Но монотонность монастырской жизни порой приводила к большему, чем превращение монахинь в бессознательных поставщиков мешка Титтивиллуса. Она порой играла злую шутку с их нервами. Монахини не избирались для монастырской жизни за то, что были святыми. Они точно так же не были застрахованы от вспышек бешенства, как и Батская ткачиха, терявшая всякое милосердие, когда другие деревенские жены опережали ее в церкви; и порой они до ужаса действовали друг другу на нервы. Читатели «Видения о Петере Пахаре» помнят, что когда появляются семь смертных грехов, Гнев рассказывает, как он служил кухарем у прионессы в монастыре, и говорит:
Of wycked wordes I, Wrath ... here wordes imade,
Til 'thow lixte' and 'thow lixte' ... lopen oute at ones,
And eyther hitte other ... vnder the cheke;
Hadde thei had knyves, by Cryst ... her eyther had killed other.
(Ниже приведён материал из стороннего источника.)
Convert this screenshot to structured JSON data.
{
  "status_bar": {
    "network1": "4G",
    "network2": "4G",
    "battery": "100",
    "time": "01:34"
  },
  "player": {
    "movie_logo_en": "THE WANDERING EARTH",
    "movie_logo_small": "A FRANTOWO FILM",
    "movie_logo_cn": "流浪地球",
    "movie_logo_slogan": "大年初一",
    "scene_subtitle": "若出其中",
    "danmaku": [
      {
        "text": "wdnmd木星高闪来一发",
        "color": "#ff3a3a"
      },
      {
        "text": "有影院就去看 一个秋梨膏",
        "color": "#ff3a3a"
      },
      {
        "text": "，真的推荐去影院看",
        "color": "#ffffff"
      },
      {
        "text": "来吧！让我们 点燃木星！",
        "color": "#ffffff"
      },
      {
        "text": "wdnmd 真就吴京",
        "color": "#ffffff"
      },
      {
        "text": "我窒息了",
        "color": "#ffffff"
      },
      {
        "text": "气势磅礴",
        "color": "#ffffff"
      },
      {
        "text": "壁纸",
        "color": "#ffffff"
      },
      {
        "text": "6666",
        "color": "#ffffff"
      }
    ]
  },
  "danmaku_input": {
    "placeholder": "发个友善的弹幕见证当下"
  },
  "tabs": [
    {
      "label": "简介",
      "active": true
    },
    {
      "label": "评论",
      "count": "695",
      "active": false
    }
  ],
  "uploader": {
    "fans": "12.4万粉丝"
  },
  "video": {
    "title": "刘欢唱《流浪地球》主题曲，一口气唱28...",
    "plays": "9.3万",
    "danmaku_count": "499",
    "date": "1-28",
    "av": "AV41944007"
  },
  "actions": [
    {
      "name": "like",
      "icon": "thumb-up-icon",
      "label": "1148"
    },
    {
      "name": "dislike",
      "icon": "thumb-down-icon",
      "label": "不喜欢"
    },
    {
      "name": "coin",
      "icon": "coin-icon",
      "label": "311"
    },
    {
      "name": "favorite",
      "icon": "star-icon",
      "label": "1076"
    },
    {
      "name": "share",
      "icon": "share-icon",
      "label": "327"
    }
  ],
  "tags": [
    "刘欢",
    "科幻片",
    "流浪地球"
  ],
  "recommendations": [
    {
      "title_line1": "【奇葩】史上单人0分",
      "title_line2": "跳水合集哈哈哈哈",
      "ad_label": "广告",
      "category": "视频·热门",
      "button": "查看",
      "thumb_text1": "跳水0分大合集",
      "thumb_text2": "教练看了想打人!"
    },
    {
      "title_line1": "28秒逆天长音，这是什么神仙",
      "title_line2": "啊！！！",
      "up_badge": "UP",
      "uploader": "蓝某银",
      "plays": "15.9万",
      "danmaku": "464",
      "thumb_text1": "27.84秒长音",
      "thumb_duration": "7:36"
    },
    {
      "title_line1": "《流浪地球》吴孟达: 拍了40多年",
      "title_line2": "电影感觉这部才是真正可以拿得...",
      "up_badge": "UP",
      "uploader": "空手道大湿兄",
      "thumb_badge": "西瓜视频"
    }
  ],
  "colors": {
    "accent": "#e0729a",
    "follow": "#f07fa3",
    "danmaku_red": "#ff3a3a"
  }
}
Конечно, нечасто доводится слышать о столь вопиющих случаях, как та приоресса из XV века, что таскала своих сестер по клиросу за вуали посреди службы, вереща на них: «Лгунья!» и «Блудница!»[12]; или та другая дама из XVI века, что пинала их ногами, била кулаками по голове и сажала в колодки.[13] Далеко не все приоресси отличались приятными манерами и прельстительным поведением или царственной осанкой. Записи монашеских визитаций показывают, что дурной нрав и мелкие придирки порой разрушали мир монастырской жизни.